Me: would like to slap own forehead with palm and/or The Lecturer’s forehead with Blue Bucket, but am too busy going into Code Red mode to control daughter’s nuclear reaction.
Type 3: The Statue.
This parent, like The Lecturer, is present while the whole ugly scene unfolds. However, she does not lecture anyone. In fact, she does not say a single word or do a single thing. When little Jayden grabs Blue Bucket and my daughter begins her meltdown, The Statue just stares, interestedly, as if she’s taking notes for a psychological experiment on Development Behaviors at the Playground. She sees me scrambling desperately to diffuse the situation, to calm my two-year-old, to restrain my 12-month-old from eating a twig, and to persuade Jayden to release Blue Bucket . . . and she does nothing. Zip. Zero. Nada.
Type 4: Every Mother’s Friend.
This parent sees the situation and calmly takes action. She’s a trooper: she knows what it’s like to have a toddler who doesn’t want to share.
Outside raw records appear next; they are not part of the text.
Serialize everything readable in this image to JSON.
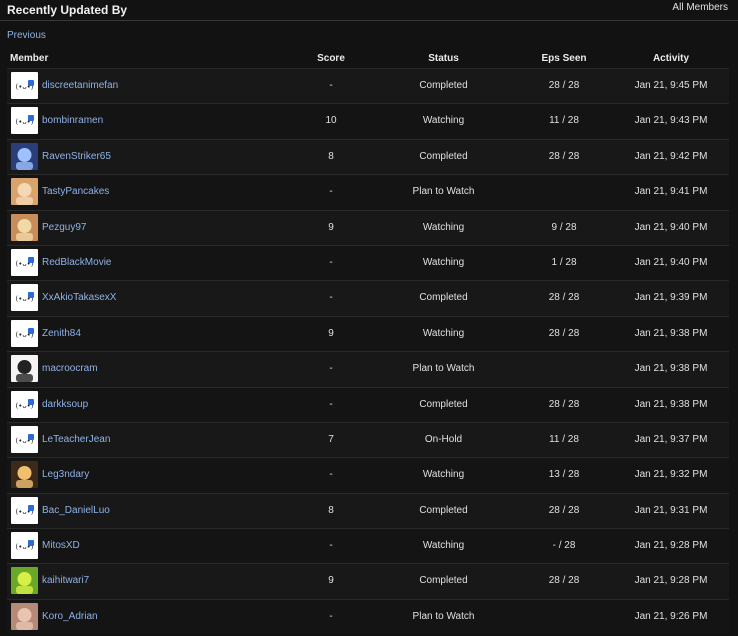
{
  "header": {
    "title": "Recently Updated By",
    "all_members_link": "All Members"
  },
  "nav": {
    "previous_link": "Previous"
  },
  "table": {
    "columns": [
      "Member",
      "Score",
      "Status",
      "Eps Seen",
      "Activity"
    ],
    "rows": [
      {
        "member": "discreetanimefan",
        "avatar": "default-avatar-icon",
        "score": "-",
        "status": "Completed",
        "eps": "28 / 28",
        "activity": "Jan 21, 9:45 PM"
      },
      {
        "member": "bombinramen",
        "avatar": "default-avatar-icon",
        "score": "10",
        "status": "Watching",
        "eps": "11 / 28",
        "activity": "Jan 21, 9:43 PM"
      },
      {
        "member": "RavenStriker65",
        "avatar": "user-avatar-image",
        "score": "8",
        "status": "Completed",
        "eps": "28 / 28",
        "activity": "Jan 21, 9:42 PM"
      },
      {
        "member": "TastyPancakes",
        "avatar": "user-avatar-image",
        "score": "-",
        "status": "Plan to Watch",
        "eps": "",
        "activity": "Jan 21, 9:41 PM"
      },
      {
        "member": "Pezguy97",
        "avatar": "user-avatar-image",
        "score": "9",
        "status": "Watching",
        "eps": "9 / 28",
        "activity": "Jan 21, 9:40 PM"
      },
      {
        "member": "RedBlackMovie",
        "avatar": "default-avatar-icon",
        "score": "-",
        "status": "Watching",
        "eps": "1 / 28",
        "activity": "Jan 21, 9:40 PM"
      },
      {
        "member": "XxAkioTakasexX",
        "avatar": "default-avatar-icon",
        "score": "-",
        "status": "Completed",
        "eps": "28 / 28",
        "activity": "Jan 21, 9:39 PM"
      },
      {
        "member": "Zenith84",
        "avatar": "default-avatar-icon",
        "score": "9",
        "status": "Watching",
        "eps": "28 / 28",
        "activity": "Jan 21, 9:38 PM"
      },
      {
        "member": "macroocram",
        "avatar": "user-avatar-image",
        "score": "-",
        "status": "Plan to Watch",
        "eps": "",
        "activity": "Jan 21, 9:38 PM"
      },
      {
        "member": "darkksoup",
        "avatar": "default-avatar-icon",
        "score": "-",
        "status": "Completed",
        "eps": "28 / 28",
        "activity": "Jan 21, 9:38 PM"
      },
      {
        "member": "LeTeacherJean",
        "avatar": "default-avatar-icon",
        "score": "7",
        "status": "On-Hold",
        "eps": "11 / 28",
        "activity": "Jan 21, 9:37 PM"
      },
      {
        "member": "Leg3ndary",
        "avatar": "user-avatar-image",
        "score": "-",
        "status": "Watching",
        "eps": "13 / 28",
        "activity": "Jan 21, 9:32 PM"
      },
      {
        "member": "Bac_DanielLuo",
        "avatar": "default-avatar-icon",
        "score": "8",
        "status": "Completed",
        "eps": "28 / 28",
        "activity": "Jan 21, 9:31 PM"
      },
      {
        "member": "MitosXD",
        "avatar": "default-avatar-icon",
        "score": "-",
        "status": "Watching",
        "eps": "- / 28",
        "activity": "Jan 21, 9:28 PM"
      },
      {
        "member": "kaihitwari7",
        "avatar": "user-avatar-image",
        "score": "9",
        "status": "Completed",
        "eps": "28 / 28",
        "activity": "Jan 21, 9:28 PM"
      },
      {
        "member": "Koro_Adrian",
        "avatar": "user-avatar-image",
        "score": "-",
        "status": "Plan to Watch",
        "eps": "",
        "activity": "Jan 21, 9:26 PM"
      }
    ]
  },
  "colors": {
    "background": "#121212",
    "link": "#8fb2e8",
    "text": "#e0e0e0"
  }
}
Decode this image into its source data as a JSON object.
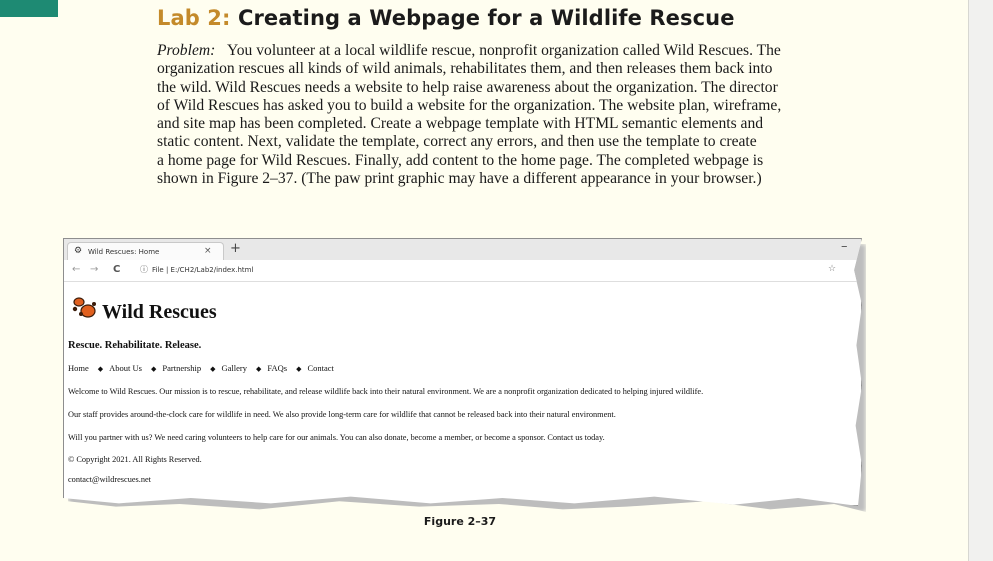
{
  "lab": {
    "prefix": "Lab 2:",
    "title": "Creating a Webpage for a Wildlife Rescue"
  },
  "problem": {
    "lead": "Problem:",
    "lines": [
      "You volunteer at a local wildlife rescue, nonprofit organization called Wild Rescues. The",
      "organization rescues all kinds of wild animals, rehabilitates them, and then releases them back into",
      "the wild. Wild Rescues needs a website to help raise awareness about the organization. The director",
      "of Wild Rescues has asked you to build a website for the organization. The website plan, wireframe,",
      "and site map has been completed. Create a webpage template with HTML semantic elements and",
      "static content. Next, validate the template, correct any errors, and then use the template to create",
      "a home page for Wild Rescues. Finally, add content to the home page. The completed webpage is",
      "shown in Figure 2–37. (The paw print graphic may have a different  appearance in your browser.)"
    ]
  },
  "browser": {
    "tab_title": "Wild Rescues: Home",
    "tab_close": "×",
    "new_tab": "+",
    "minimize": "–",
    "back": "←",
    "forward": "→",
    "reload": "C",
    "info_icon": "ⓘ",
    "url": "File  |  E:/CH2/Lab2/index.html",
    "star": "☆"
  },
  "site": {
    "name": "Wild Rescues",
    "tagline": "Rescue. Rehabilitate. Release.",
    "nav": [
      "Home",
      "About Us",
      "Partnership",
      "Gallery",
      "FAQs",
      "Contact"
    ],
    "nav_separator": "◆",
    "paragraphs": [
      "Welcome to Wild Rescues. Our mission is to rescue, rehabilitate, and release wildlife back into their natural environment. We are a nonprofit organization dedicated to helping injured wildlife.",
      "Our staff provides around-the-clock care for wildlife in need. We also provide long-term care for wildlife that cannot be released back into their natural environment.",
      "Will you partner with us? We need caring volunteers to help care for our animals. You can also donate, become a member, or become a sponsor. Contact us today.",
      "© Copyright 2021. All Rights Reserved.",
      "contact@wildrescues.net"
    ]
  },
  "figure_caption": "Figure 2–37",
  "colors": {
    "accent_green": "#1e8a73",
    "lab_prefix": "#c48a2a",
    "paw": "#e0601f"
  }
}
She does not judge you or your child because she knows that we live in a crazy, imperfect world and that most toddlers are selfish by nature. She does not give any condescending looks or lectures. She doesn’t even raise an eyebrow. She simply tells her child matter-of-factly, “Jayden, it looks like she’s not ready to share right now. Let’s go down that big slide over there instead!”
As they walk away into the sunset, Blue Bucket is in its rightful place, my little architect continues to build happily, and the whole Universe smiles upon Every Mother’s Friend’s insight and understanding. God bless you, wise parent. I hope to see you soon at the sandbox.